Between Me and the River by Carrie Host (Harlequin)

Review by Ilie Ruby, author of The Language of Trees: A Novel.

Few of us are well-versed in what it takes to save our own lives.   Carrie Host is.

Between Me and the River is a heartbreaking, glorious, and poetic rendering that spans several years of a young woman’s life during which her body is ravaged by a slow-growing but deadly form of cancer.   It is also the story of a woman saved by her inner resources, and the buoying love of her husband and three children.   In Between Me and the River, Host intimately describes her battles and triumphs in nail-biting detail.   While difficult to read at times, Host’s cut to the quick candor keeps the reader engaged as she takes us on a journey into the labyrinth of the medical system, as she rebuilds her body, brick by metaphorical brick, only to have it ravaged again.  

Her lyrical descriptions provide a reprieve from the harsh realities of a life forever on the “river” – a metaphor that she uses for her cancer.   At once poet and realist, Host’s struggle to make peace with her disease provides a compelling narrative that propels the reader to turn the book’s pages with care, hanging on to Host’s voice as though it’s a life raft through the unknown rapid waters she so bravely navigates, even when it appears she will drown.   Yet, through it all, one has the feeling she’s got her eyes set on the horizon, far enough in the distance to see herself across the river.
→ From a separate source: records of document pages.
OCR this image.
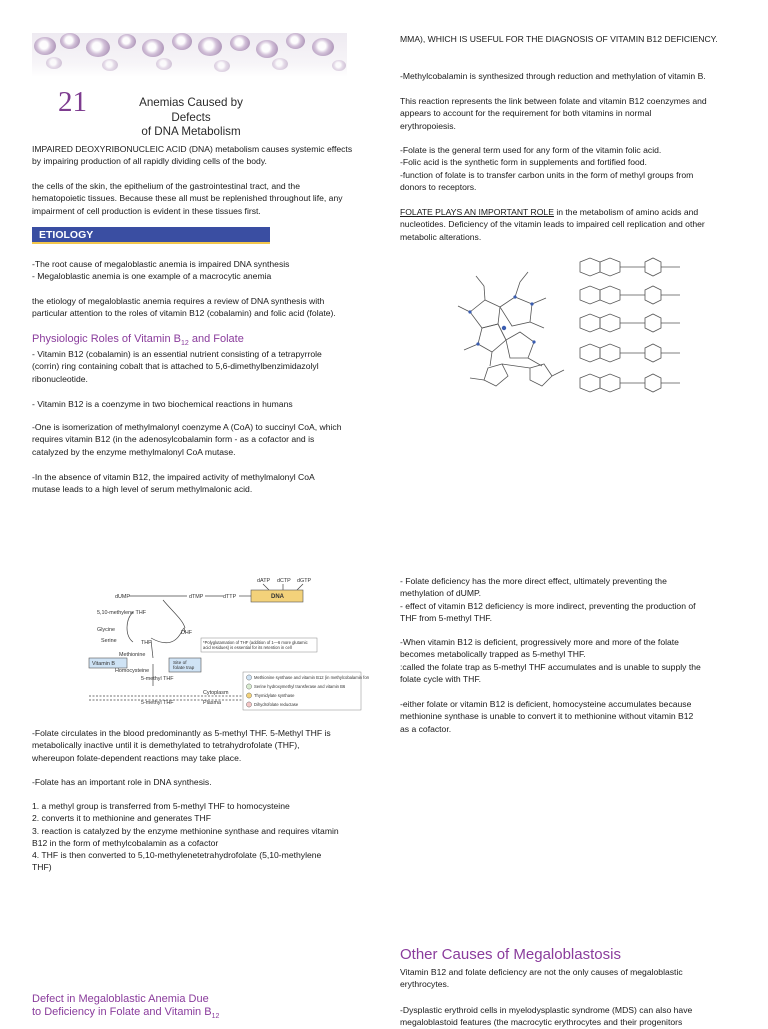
21	Anemias Caused by Defects
of DNA Metabolism

IMPAIRED DEOXYRIBONUCLEIC ACID (DNA) metabolism causes systemic effects
by impairing production of all rapidly dividing cells of the body.

the cells of the skin, the epithelium of the gastrointestinal tract, and the
hematopoietic tissues. Because these all must be replenished throughout life, any
impairment of cell production is evident in these tissues first.

ETIOLOGY

-The root cause of megaloblastic anemia is impaired DNA synthesis
- Megaloblastic anemia is one example of a macrocytic anemia

the etiology of megaloblastic anemia requires a review of DNA synthesis with
particular attention to the roles of vitamin B12 (cobalamin) and folic acid (folate).

Physiologic Roles of Vitamin $B_{12}$ and Folate

- Vitamin B12 (cobalamin) is an essential nutrient consisting of a tetrapyrrole
(corrin) ring containing cobalt that is attached to 5,6-dimethylbenzimidazolyl
ribonucleotide.

- Vitamin B12 is a coenzyme in two biochemical reactions in humans

-One is isomerization of methylmalonyl coenzyme A (CoA) to succinyl CoA, which
requires vitamin B12 (in the adenosylcobalamin form - as a cofactor and is
catalyzed by the enzyme methylmalonyl CoA mutase.

-In the absence of vitamin B12, the impaired activity of methylmalonyl CoA
mutase leads to a high level of serum methylmalonic acid.

MMA), WHICH IS USEFUL FOR THE DIAGNOSIS OF VITAMIN B12 DEFICIENCY.

-Methylcobalamin is synthesized through reduction and methylation of vitamin B.

This reaction represents the link between folate and vitamin B12 coenzymes and
appears to account for the requirement for both vitamins in normal
erythropoiesis.

-Folate is the general term used for any form of the vitamin folic acid.
-Folic acid is the synthetic form in supplements and fortified food.
-function of folate is to transfer carbon units in the form of methyl groups from
donors to receptors.

FOLATE PLAYS AN IMPORTANT ROLE in the metabolism of amino acids and
nucleotides. Deficiency of the vitamin leads to impaired cell replication and other
metabolic alterations.

dATP dCTP dGTP
DNA
dUMP	dTMP	dTTP
5,10-methylene THF
DHF
Glycine
Serine	THF
Methionine
Vitamin B
Homocysteine
Site of folate trap
5-methyl THF
5-methyl THF
Cytoplasm
Plasma
*Polyglutamation of THF (addition of 1—6 more glutamic acid residues) is essential for its retention in cell
Methionine synthase and vitamin B12 (in methylcobalamin form)
Serine hydroxymethyl transferase and vitamin B6
Thymidylate synthase
Dihydrofolate reductase

-Folate circulates in the blood predominantly as 5-methyl THF. 5-Methyl THF is
metabolically inactive until it is demethylated to tetrahydrofolate (THF),
whereupon folate-dependent reactions may take place.

-Folate has an important role in DNA synthesis.

1. a methyl group is transferred from 5-methyl THF to homocysteine
2. converts it to methionine and generates THF
3. reaction is catalyzed by the enzyme methionine synthase and requires vitamin
B12 in the form of methylcobalamin as a cofactor
4. THF is then converted to 5,10-methylenetetrahydrofolate (5,10-methylene
THF)

Defect in Megaloblastic Anemia Due
to Deficiency in Folate and Vitamin $B_{12}$

- Folate deficiency has the more direct effect, ultimately preventing the
methylation of dUMP.
- effect of vitamin B12 deficiency is more indirect, preventing the production of
THF from 5-methyl THF.

-When vitamin B12 is deficient, progressively more and more of the folate
becomes metabolically trapped as 5-methyl THF.
:called the folate trap as 5-methyl THF accumulates and is unable to supply the
folate cycle with THF.

-either folate or vitamin B12 is deficient, homocysteine accumulates because
methionine synthase is unable to convert it to methionine without vitamin B12
as a cofactor.

Other Causes of Megaloblastosis

Vitamin B12 and folate deficiency are not the only causes of megaloblastic
erythrocytes.

-Dysplastic erythroid cells in myelodysplastic syndrome (MDS) can also have
megaloblastoid features (the macrocytic erythrocytes and their progenitors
Sometimes the river is torrid.   Sometimes it stops moving completely.   Emboldened with a fighting spirit even as her 5’7′ body drops from a healthy 135 to a haunting 97 pounds, rendering her unable to hold her head up let alone hold a new baby, the future looks bleak.   But treatment after treatment, she fights and holds on, wrestling with her own spirituality and drawing epiphanies about herself and her relationships – the sort that come from the deepest depths of despair – that bless her with an uncommon peace that only those who have visited death’s door can intimately understand.

Host navigates the river as she enters into complicated dialogues with friends, her children, and her husband, all of whom, at times, she believes she may never see again.   She describes the desperation and frustration she feels when hiring someone to care for her children, to do the things she is supposed to be doing as she feels herself falling into a shadow of her former self when cancer seems to be winning.  

This is a story that shakes the reader to the core, one not for the faint of heart, but certainly a worthy one.   Host, caught in the middle of a glorious life, could have been any one of us…  yet, she is no longer like us.   She is different, as only a woman can be when she has touched death’s door and returned with as many scars as gifts.  

This book teaches us powerful lessons about love, letting go, and forgiveness, about the quest for health and the fight to survive, about savoring every small moment with the same enthusiasm and appreciation as all the grand moments put together.   In the end, it is Host’s determination and wisdom that bring her back fighting.   Hers is a voice not easily forgotten, one that makes a reader wish her many more healthy years, for surely she has many more gifts to share with us.